Dr. Best is a retired pediatrician with expertise in public and environmental health, clinical decision making, and epidemiology. After graduating from Yale with a degree in chemistry, Dr. Best went to medical school at the University of Virginia. She did her residency in pediatrics at the University of Vermont, then was awarded a Robert Wood Johnson Clinical Scholars Fellowship at the University of North Carolina. During her career as a pediatrician, Dr. Best worked on children’s health issues ranging from preventing addiction and secondhand smoke exposure, to advocating for the health of children and families living in Washington, DC during the lead-in- water crisis in 2001-2004. In her role as a public health advocate, Dr. Best testified before the U.S. Congress three times. 

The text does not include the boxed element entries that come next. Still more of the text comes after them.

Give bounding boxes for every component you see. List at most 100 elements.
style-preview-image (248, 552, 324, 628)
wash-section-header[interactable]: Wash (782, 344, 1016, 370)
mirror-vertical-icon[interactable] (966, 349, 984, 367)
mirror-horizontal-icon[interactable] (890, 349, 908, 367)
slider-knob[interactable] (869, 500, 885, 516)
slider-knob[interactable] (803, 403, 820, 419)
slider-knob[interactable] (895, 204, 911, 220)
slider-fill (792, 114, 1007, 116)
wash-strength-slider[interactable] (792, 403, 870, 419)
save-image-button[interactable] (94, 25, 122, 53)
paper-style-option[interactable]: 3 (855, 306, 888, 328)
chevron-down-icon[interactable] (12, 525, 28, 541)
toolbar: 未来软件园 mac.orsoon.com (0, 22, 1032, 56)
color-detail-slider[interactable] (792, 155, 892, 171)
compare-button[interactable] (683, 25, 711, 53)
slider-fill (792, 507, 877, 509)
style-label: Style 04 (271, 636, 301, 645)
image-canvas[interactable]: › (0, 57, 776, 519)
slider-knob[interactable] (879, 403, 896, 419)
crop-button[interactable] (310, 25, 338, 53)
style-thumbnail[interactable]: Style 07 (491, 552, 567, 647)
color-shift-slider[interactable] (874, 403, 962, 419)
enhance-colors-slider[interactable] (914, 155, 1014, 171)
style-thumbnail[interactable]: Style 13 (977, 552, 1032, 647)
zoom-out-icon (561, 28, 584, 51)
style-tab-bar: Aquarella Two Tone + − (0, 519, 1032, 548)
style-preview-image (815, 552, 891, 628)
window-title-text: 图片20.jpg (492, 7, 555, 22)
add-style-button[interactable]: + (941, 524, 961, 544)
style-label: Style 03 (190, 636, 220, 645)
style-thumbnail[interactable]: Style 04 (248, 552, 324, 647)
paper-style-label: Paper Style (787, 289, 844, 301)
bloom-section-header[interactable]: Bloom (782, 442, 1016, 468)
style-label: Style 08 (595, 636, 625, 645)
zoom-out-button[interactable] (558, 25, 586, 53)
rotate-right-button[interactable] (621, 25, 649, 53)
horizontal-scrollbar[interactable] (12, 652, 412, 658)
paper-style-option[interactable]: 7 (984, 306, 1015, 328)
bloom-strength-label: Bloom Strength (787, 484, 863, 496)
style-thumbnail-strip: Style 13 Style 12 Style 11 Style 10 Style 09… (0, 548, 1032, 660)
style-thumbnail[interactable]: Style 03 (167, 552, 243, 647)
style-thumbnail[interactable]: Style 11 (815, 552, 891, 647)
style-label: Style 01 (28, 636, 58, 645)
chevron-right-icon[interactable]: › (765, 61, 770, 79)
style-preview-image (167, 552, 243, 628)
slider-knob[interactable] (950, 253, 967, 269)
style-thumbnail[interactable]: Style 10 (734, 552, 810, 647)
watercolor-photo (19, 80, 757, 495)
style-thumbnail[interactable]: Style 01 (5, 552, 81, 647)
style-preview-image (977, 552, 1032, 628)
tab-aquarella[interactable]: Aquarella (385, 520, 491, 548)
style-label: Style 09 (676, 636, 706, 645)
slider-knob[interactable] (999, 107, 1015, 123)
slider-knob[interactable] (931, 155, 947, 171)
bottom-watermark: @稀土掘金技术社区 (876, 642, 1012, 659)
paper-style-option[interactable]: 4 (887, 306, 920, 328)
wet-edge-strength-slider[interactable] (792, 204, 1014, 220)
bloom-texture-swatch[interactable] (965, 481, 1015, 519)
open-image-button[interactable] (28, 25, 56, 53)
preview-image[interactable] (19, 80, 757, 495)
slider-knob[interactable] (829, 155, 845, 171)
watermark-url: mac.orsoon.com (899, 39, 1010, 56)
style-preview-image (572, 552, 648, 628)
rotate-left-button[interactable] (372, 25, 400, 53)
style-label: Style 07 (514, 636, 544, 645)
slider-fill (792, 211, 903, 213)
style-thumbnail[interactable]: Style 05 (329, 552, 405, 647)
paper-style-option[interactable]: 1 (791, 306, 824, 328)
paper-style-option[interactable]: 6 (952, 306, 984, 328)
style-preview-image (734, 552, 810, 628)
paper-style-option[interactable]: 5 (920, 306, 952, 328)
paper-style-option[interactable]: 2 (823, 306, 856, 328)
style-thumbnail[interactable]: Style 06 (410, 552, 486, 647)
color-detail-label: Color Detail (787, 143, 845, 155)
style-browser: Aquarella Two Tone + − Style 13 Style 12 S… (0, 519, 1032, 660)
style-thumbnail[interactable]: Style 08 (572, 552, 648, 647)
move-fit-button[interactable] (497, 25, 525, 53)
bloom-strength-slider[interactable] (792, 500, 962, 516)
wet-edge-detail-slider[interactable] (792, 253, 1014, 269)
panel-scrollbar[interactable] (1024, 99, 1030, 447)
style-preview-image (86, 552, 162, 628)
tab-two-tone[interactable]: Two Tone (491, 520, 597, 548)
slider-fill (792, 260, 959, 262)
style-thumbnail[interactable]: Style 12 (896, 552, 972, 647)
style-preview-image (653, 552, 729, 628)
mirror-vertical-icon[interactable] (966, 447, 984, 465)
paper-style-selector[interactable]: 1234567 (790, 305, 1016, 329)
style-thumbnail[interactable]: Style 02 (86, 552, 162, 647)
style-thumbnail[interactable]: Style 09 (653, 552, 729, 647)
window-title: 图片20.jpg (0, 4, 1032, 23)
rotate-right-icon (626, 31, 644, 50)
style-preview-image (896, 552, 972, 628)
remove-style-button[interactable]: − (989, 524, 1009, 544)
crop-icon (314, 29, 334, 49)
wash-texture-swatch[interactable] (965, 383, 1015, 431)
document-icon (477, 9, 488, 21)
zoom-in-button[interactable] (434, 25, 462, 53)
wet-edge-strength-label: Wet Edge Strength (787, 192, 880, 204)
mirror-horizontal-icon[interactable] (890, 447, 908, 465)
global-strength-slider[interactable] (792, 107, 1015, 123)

Dr. Best became a patient advocate when her father was misdiagnosed with carcinoma of unknown primary (“CUP”), a terrible diagnosis for which there is no effective treatment. Despite the lack of evidence supporting chemotherapy and radiation treatment, her father received both, suffering the side effects associated with the treatments. Fortunately, a colleague of Dr. Best’s offered to take a look at her father’s case, and that encounter led to a new diagnosis of chordoma, a more treatable cancer with a much longer life expectancy. Unfortunately, the side effects of the treatment her father had received prior to being correctly diagnosed contributed to an infection, which ultimately led to her father’s death in 2006. Her father died at home under hospice care. Through this experience, as well as through the experiences of her patients, Dr. Best learned first-hand the frustrations and challenges of caring for a family member trapped in the medical system. 

Dr. Best is a member of The Alliance of Professional Health Advocates, a patient advocacy and care management professional organization in the United States, Canada, and worldwide, and the National Association of Healthcare Advocacy Consultants, which is dedicated to empowering advocates and consumers to navigate the healthcare system. 

Principles of Best Patient Advocacy

Dr. Best adheres to the Code of Ethics for the Healthcare Advocacy profession and maintains the following principles:

Autonomy. Best Patient Advocacy will support the independence, freedom of will, and actions of each client.

Respect. Best Patient Advocacy will respect the values and perspectives of the client, his or her family, and all members of the client’s care team.

Responsible stewardship. Best Patient Advocacy will responsibly manage time, money, and resources.

Clear Communication. Best Patient Advocacy will clearly communicate with the client, the client’s family and the care team, always as directed by the client.

Confidentiality. Best Patient Advocacy will protect all personal and health information, maintain secured files, and share information only when directed by the client.